Thursday, May 29, 2008

Simple Shell One-Liner To Enumerate File Types In Linux and Unix

Hey there,

Lately, we've been focusing a lot on Perl "one liners," from mass file time syncing to name and IP resolution and I thought it was only fair that we should write a post about a shell "one liner" for once. After all, most standard Unix and Linux shells are perfect for that purpose :)

Here's a very quick way to take an inventory of all the different file types (including directories, sockets, named pipes, etc) that exist in a given directory tree and provide a tally of each file type. I'm not entirely sure that I care if I have 15 ASCII text files and 2 Perl scripts in my current working directory, but this little piece of code must be able to help someone somewhere accomplish something, even if it is only to use as a smaller part of a larger organism ;)

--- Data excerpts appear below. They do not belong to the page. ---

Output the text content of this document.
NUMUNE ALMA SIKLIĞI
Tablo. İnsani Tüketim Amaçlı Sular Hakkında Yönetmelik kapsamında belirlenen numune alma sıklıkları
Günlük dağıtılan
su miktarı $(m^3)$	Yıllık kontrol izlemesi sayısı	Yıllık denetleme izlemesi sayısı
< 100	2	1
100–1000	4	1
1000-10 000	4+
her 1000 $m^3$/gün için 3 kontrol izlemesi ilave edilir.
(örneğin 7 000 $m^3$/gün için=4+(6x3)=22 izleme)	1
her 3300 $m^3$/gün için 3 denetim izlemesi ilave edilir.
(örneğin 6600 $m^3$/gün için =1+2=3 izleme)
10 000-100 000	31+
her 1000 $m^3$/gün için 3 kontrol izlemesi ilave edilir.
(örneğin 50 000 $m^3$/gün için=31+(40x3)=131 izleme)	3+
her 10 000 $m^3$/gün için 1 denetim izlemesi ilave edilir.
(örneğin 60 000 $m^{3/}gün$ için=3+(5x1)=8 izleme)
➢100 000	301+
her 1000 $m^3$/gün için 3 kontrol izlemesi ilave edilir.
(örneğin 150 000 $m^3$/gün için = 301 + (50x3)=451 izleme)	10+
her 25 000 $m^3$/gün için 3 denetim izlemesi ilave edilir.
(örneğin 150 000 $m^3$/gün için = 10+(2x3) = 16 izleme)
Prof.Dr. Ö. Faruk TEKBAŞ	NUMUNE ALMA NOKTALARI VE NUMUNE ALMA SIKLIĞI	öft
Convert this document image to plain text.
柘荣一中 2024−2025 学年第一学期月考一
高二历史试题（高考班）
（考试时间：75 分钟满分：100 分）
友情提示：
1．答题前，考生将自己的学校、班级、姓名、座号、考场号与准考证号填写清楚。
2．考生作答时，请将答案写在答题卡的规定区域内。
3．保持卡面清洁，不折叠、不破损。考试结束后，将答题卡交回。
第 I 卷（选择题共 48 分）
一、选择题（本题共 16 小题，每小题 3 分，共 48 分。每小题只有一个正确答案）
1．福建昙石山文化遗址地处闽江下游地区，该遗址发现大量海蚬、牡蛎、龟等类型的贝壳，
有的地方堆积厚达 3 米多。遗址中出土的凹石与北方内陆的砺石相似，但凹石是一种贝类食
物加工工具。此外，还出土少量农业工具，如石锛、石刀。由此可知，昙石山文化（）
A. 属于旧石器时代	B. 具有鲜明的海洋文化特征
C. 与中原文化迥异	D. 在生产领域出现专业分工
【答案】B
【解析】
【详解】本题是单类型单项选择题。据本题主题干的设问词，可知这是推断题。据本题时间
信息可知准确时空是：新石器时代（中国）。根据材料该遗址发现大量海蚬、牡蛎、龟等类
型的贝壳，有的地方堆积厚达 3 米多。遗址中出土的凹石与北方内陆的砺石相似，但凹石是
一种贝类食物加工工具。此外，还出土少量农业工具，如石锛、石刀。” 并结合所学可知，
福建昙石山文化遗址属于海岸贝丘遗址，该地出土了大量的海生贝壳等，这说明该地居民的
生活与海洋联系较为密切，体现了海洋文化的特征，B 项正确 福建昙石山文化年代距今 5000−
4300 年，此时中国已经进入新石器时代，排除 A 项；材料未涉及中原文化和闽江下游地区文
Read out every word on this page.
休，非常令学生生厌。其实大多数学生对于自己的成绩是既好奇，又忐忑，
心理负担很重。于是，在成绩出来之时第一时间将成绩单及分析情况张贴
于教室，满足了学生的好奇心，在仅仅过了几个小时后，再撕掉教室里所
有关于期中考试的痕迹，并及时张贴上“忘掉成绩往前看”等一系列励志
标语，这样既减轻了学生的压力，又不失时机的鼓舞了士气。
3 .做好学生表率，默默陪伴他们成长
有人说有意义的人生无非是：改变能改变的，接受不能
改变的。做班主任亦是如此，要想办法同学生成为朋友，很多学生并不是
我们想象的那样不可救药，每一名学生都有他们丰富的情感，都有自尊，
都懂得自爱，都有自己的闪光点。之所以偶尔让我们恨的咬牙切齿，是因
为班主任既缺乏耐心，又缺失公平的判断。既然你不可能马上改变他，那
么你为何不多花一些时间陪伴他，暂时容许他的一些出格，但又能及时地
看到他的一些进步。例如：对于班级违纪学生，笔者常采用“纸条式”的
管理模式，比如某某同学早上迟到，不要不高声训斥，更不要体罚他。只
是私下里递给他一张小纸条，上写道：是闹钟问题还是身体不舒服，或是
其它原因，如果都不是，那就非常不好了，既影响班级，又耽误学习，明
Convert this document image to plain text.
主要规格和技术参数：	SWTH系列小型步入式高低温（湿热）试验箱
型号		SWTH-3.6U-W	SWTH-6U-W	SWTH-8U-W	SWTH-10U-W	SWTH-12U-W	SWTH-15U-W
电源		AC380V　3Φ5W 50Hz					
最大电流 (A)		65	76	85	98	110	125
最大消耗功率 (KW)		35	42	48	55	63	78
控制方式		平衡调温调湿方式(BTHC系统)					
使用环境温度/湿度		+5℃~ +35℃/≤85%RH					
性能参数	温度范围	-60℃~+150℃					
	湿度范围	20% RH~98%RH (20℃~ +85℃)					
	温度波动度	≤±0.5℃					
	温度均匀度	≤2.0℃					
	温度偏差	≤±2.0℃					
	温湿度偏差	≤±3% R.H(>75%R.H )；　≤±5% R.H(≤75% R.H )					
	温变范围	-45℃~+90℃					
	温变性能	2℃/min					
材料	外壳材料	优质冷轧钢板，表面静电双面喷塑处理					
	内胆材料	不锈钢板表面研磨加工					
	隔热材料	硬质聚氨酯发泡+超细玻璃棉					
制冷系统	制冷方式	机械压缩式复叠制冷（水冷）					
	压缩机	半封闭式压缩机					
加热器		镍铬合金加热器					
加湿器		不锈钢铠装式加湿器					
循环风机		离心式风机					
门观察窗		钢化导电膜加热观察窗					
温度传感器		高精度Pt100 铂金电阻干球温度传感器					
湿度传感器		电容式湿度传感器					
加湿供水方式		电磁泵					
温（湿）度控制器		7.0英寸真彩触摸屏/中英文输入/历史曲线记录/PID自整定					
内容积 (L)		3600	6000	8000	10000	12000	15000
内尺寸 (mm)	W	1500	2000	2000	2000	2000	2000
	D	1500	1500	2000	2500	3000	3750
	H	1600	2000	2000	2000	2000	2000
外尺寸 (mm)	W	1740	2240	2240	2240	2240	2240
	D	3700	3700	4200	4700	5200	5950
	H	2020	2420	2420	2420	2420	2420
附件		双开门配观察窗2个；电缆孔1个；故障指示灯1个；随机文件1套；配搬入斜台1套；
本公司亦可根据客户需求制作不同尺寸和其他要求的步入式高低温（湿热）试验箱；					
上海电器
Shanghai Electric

This works in pretty much any standard shell on every flavour of Linux and/or Unix I've tested (ash, sh, bash, jsh, ksh, zsh, even csh and tcsh, which is huge for me since I never use those shells. One day, soon, I will redouble my efforts and just learn how to use them well, which, hopefully, won't result in my writing a whole bunch of posts about "cool" stuff that everyone has known about for the past few decades ;).

This one-liner could actually be written as a script, to make it more readable, like this:

#!/bin/sh
find . -print | xargs -I var file "var"|
awk '{
$1="";
x[$0]++;
}
END {
for (y in x) printf("%d\t%s\n", x[y], y);
}' | sort -nr


But, since I'm a big fan of brevity (which is about as far away from obvious as possible if you consider my writing style ;), I would run it like this:

host # find . -print|xargs file|awk '{$1="";x[$0]++;}END{for(y in x)printf("%d\t%s\n",x[y],y);}'|sort -nr

In my terminal, that all comes out on one line :) And here's the sort of output you can expect:

host # find . -print|xargs file|awk '{$1="";x[$0]++;}END{for(y in x)printf("%d\t%s\n",x[y],y);}'|sort -nr
23 Bourne-Again shell script text
11 ASCII text
10 perl script text
5 pkg Datastream (SVR4)
4 directory
4 ASCII English text
2 UTF-8 Unicode English text, with overstriking
2 Bourne shell script text
1 RPM v3 bin i386 m4-1.4.10-1


and, just to confirm the file count, we'll change the command slightly (to total up everything, instead of being particular -- another "one-liner" that's, admittedly, completely unnecessary unless you're obsessive/compulsive like me ;) and compare that with a straight-up find:

host # find . -print|xargs file|awk 'BEGIN{x=0}{x++}END{print x}'
62
host # find .|wc -l
62


Good news; everything appears to be in order! Hope this helps you out in some way, shape or form :)

Cheers,

, Mike